そんなことを思っていると、カイの声が低くなる。
「……アンジャベル、ですって……?」
「え? うん。なんか私が一人でいたから退屈に見えたんだろうね。色々話してくれたよ。まだいるかも? いるなら、お話しして待ってるからカイは」
「だめ」
「え?」
「行ってはダメよ。アンジャベルの元には行かないで。お願い」
「えー……うん。カイがそういうのなら」
でも外にずっと待っているのも、確かに湯冷めが気になるかもしれない。
「そうだ!ちょっと待っててね!」
私はカイに断って、脱衣所に戻る。
そして服を脱いで、脱衣所に「ご自由にどうぞ」と置いてあった新品のタオルを片手に大浴場に突入した!

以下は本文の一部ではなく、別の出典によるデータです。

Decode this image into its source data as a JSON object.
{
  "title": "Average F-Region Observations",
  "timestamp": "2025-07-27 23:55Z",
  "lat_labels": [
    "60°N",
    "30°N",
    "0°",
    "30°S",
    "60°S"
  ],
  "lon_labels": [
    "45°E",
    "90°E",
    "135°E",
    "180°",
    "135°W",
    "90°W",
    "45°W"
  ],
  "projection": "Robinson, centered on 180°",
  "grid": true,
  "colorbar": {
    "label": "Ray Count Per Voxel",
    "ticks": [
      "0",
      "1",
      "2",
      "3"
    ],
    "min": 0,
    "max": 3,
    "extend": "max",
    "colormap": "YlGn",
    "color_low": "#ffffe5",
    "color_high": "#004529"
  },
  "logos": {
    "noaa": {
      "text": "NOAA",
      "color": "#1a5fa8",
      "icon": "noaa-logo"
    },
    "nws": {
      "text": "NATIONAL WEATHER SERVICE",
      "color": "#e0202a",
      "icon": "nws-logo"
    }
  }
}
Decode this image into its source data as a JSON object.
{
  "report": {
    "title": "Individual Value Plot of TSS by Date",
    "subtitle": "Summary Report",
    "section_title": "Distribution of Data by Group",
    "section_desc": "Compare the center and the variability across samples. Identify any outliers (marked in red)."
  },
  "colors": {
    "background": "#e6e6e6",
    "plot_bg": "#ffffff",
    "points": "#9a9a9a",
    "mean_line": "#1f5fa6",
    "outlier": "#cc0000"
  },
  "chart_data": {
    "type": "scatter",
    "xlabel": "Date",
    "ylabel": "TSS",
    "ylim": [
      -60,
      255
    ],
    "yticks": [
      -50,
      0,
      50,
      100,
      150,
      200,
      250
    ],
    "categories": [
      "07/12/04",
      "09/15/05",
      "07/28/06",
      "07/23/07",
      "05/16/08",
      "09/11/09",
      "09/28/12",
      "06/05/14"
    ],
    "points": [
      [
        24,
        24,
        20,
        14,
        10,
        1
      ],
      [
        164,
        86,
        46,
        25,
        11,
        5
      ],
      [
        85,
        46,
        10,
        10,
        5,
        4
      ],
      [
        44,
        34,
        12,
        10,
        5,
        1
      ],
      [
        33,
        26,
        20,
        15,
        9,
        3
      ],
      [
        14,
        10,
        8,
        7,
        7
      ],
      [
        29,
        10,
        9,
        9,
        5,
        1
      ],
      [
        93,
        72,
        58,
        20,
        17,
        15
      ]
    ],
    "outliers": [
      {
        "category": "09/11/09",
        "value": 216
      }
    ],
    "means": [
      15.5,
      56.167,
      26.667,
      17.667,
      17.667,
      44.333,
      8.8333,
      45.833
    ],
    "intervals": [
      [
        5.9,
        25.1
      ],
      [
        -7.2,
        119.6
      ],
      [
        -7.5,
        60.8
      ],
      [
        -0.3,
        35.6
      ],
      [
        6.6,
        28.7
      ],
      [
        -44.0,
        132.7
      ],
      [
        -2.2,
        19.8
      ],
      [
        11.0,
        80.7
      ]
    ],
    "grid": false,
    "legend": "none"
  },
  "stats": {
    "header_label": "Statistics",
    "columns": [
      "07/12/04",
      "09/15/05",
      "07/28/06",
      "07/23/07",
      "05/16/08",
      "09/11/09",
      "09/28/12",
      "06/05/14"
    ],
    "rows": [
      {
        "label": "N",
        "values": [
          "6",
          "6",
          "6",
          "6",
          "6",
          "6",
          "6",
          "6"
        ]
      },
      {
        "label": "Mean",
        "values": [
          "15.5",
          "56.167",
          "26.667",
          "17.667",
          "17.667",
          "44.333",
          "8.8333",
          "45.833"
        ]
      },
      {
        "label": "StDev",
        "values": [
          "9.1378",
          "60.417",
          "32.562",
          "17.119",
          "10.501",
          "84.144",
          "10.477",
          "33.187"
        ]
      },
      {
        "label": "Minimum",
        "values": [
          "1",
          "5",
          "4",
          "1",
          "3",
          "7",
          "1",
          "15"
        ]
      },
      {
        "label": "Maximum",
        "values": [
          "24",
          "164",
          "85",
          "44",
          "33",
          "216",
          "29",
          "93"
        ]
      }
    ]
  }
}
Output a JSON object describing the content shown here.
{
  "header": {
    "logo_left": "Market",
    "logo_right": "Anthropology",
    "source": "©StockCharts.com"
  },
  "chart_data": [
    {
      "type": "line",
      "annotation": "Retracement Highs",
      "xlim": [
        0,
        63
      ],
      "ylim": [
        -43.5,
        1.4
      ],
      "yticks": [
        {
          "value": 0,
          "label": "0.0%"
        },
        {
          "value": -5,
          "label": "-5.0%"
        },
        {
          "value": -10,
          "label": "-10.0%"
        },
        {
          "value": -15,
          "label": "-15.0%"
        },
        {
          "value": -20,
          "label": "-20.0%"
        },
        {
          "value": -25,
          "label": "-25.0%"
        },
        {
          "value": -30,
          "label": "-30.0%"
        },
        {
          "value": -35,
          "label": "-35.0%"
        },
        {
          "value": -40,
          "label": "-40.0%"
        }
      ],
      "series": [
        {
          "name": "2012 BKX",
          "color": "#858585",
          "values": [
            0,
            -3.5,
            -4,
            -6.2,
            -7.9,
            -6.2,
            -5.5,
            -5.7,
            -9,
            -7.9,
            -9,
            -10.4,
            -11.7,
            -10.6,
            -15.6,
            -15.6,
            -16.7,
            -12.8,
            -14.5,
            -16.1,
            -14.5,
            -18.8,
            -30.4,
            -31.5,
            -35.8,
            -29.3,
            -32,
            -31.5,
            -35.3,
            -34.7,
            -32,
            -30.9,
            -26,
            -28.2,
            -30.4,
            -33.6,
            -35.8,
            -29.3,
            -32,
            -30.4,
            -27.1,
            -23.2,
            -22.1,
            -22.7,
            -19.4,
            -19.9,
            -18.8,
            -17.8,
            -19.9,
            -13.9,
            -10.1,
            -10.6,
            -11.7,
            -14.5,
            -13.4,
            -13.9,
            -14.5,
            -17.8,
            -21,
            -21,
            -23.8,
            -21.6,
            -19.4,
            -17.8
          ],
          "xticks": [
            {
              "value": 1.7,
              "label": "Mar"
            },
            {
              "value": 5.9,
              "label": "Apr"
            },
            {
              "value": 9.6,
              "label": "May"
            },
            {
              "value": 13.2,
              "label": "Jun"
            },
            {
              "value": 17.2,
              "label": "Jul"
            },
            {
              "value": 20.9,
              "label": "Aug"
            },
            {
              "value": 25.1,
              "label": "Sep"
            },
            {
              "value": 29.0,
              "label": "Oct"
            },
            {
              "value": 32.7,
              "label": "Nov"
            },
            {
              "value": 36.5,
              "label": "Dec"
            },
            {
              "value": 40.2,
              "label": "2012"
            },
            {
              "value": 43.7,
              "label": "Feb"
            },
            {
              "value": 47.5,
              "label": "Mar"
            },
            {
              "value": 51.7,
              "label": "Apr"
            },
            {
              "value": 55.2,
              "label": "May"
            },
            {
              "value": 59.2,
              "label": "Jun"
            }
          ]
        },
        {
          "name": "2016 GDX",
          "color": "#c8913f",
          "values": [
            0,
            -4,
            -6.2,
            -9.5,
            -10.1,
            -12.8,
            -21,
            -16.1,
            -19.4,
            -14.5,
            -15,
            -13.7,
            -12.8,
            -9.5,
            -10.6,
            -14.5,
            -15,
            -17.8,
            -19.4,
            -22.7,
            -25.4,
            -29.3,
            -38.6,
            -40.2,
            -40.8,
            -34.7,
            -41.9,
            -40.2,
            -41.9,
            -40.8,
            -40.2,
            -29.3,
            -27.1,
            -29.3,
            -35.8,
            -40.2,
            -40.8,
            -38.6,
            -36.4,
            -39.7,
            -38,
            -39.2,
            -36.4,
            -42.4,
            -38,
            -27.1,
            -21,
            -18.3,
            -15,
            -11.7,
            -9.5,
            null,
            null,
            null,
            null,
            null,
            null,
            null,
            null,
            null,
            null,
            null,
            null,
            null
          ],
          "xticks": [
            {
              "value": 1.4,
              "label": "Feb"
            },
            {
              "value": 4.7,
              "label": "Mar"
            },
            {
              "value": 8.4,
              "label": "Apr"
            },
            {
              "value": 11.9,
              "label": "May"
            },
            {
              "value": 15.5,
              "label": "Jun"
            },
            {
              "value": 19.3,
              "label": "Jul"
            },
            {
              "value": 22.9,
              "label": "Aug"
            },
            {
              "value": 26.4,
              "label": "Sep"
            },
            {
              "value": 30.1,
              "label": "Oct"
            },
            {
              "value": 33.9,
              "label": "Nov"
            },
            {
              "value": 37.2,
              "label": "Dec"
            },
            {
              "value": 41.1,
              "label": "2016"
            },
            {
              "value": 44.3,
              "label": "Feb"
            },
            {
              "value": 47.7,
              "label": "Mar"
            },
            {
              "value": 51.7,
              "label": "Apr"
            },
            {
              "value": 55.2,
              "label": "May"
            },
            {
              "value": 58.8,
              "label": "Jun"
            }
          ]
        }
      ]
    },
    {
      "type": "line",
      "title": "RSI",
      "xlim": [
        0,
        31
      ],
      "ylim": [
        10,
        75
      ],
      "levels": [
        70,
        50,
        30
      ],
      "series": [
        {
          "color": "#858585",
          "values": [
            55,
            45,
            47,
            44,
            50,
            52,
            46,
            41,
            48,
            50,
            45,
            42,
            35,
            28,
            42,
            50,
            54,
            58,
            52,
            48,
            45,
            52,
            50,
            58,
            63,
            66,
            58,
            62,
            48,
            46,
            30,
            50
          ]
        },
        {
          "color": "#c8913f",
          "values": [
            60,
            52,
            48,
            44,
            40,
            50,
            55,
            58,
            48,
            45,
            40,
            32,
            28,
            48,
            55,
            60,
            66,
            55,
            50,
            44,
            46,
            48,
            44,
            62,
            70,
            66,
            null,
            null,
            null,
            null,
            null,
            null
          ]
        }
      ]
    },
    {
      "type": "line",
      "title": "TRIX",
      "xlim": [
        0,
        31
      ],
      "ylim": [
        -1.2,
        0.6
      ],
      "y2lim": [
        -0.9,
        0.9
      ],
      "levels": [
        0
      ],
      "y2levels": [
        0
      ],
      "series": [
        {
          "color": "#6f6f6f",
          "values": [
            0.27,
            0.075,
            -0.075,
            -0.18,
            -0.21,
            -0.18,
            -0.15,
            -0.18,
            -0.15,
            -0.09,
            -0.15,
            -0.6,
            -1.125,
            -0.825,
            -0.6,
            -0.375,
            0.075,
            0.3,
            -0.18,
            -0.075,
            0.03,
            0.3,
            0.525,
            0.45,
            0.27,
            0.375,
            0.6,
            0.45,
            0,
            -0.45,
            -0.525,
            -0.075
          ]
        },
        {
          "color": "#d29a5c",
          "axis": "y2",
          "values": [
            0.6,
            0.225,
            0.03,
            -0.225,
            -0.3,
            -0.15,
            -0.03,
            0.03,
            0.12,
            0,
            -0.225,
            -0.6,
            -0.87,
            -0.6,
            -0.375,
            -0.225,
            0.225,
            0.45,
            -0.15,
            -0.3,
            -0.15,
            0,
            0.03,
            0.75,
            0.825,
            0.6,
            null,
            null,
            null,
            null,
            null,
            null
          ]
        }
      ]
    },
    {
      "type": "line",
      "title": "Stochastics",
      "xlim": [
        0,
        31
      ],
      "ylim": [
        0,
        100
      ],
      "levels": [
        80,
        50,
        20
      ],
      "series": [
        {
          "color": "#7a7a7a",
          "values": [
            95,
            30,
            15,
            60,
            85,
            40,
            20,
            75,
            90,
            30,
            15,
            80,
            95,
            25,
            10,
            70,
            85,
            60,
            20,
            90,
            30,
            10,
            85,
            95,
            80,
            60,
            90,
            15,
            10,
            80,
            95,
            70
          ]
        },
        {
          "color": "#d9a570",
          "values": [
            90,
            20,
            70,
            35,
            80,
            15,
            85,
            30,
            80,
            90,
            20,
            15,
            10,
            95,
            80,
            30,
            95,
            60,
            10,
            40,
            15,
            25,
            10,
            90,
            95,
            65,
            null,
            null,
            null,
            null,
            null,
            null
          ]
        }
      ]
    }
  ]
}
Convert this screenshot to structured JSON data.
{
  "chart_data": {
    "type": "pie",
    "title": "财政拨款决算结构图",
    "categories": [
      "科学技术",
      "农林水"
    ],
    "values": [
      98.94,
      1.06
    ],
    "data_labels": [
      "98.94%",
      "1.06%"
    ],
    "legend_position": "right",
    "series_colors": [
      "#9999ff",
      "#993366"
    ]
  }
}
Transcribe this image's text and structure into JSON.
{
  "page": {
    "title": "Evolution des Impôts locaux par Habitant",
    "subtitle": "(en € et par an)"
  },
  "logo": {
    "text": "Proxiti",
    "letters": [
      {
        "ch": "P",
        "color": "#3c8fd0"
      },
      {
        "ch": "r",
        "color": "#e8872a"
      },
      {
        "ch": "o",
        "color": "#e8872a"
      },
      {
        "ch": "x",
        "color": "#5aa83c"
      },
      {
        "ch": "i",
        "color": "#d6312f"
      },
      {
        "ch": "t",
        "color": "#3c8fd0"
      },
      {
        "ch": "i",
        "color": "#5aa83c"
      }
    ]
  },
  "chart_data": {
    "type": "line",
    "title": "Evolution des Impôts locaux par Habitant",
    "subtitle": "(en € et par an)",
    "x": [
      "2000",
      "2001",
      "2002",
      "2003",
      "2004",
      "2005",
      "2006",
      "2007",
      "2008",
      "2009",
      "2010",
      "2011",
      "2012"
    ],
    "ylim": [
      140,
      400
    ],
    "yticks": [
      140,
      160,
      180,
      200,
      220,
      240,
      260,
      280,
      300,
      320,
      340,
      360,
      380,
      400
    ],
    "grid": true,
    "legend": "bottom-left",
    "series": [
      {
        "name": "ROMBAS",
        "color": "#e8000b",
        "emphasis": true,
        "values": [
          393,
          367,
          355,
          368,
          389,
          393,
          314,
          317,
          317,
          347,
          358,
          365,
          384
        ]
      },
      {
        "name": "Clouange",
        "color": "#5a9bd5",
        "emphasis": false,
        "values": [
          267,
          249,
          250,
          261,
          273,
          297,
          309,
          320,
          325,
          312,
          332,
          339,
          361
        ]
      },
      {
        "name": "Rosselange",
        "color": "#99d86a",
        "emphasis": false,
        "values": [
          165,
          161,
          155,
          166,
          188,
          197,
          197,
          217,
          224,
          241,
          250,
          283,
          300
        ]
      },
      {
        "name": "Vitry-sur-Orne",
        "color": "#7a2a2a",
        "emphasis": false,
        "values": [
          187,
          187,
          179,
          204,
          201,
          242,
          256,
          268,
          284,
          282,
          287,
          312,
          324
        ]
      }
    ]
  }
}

「カイ! 私も一緒に入るよ! それならどう?! 湯煙でそっちは見えないからさ! 見ないようにするし!」
ーーカイが、息を呑んだ声が聞こえた。
「……い、いけませんわ、そんな……」
「見ないしさ、これなら湯冷めもしないし、何より私も退屈しないし。いいでしょ?」
カイは黙っている。私は軽く体を洗ったのち、掛け湯をしてお風呂へと入る。
湯煙の向こう、なんとなく影があるような気がするけど見えない。湯煙の多い温泉でよかった。
「へへへ、入っちゃった」
「…………神よ……」
カイが何か神に祈ってる気がする。
お湯が心地よくて、私もゆったりと楽にする。
「きもちいいよね、カイ……へへ……私ももう一回入れて嬉しいな」
「……」
「……ごめん。無理に入っちゃて、気分害したかな。やっぱりあが」
「いいいいいですわ! ここにいてくださいまし! し、しばらく上がれなくなりそうですので! ええ!」
「そう? ふふふありがとう。ちゃんと見てないからね」
「私も何も見てませんわ。何も。ええ。本当に。神に誓って言えますわ」
「別に私はいいよ? 温泉だし裸くらい」
「私が気にしますの!!」
「そっか」
カイはすっかり黙り込んでしまった。
私はカイが伸び伸びできるように、ちゃんと目を閉じて過ごしている。
カイもだんだん馴れてきたらしく、ふう、と小さくため息をついた。
「……あなたと一緒にいると、いつも驚きの連続ですわ……」
声は怒っていなくてホッとした。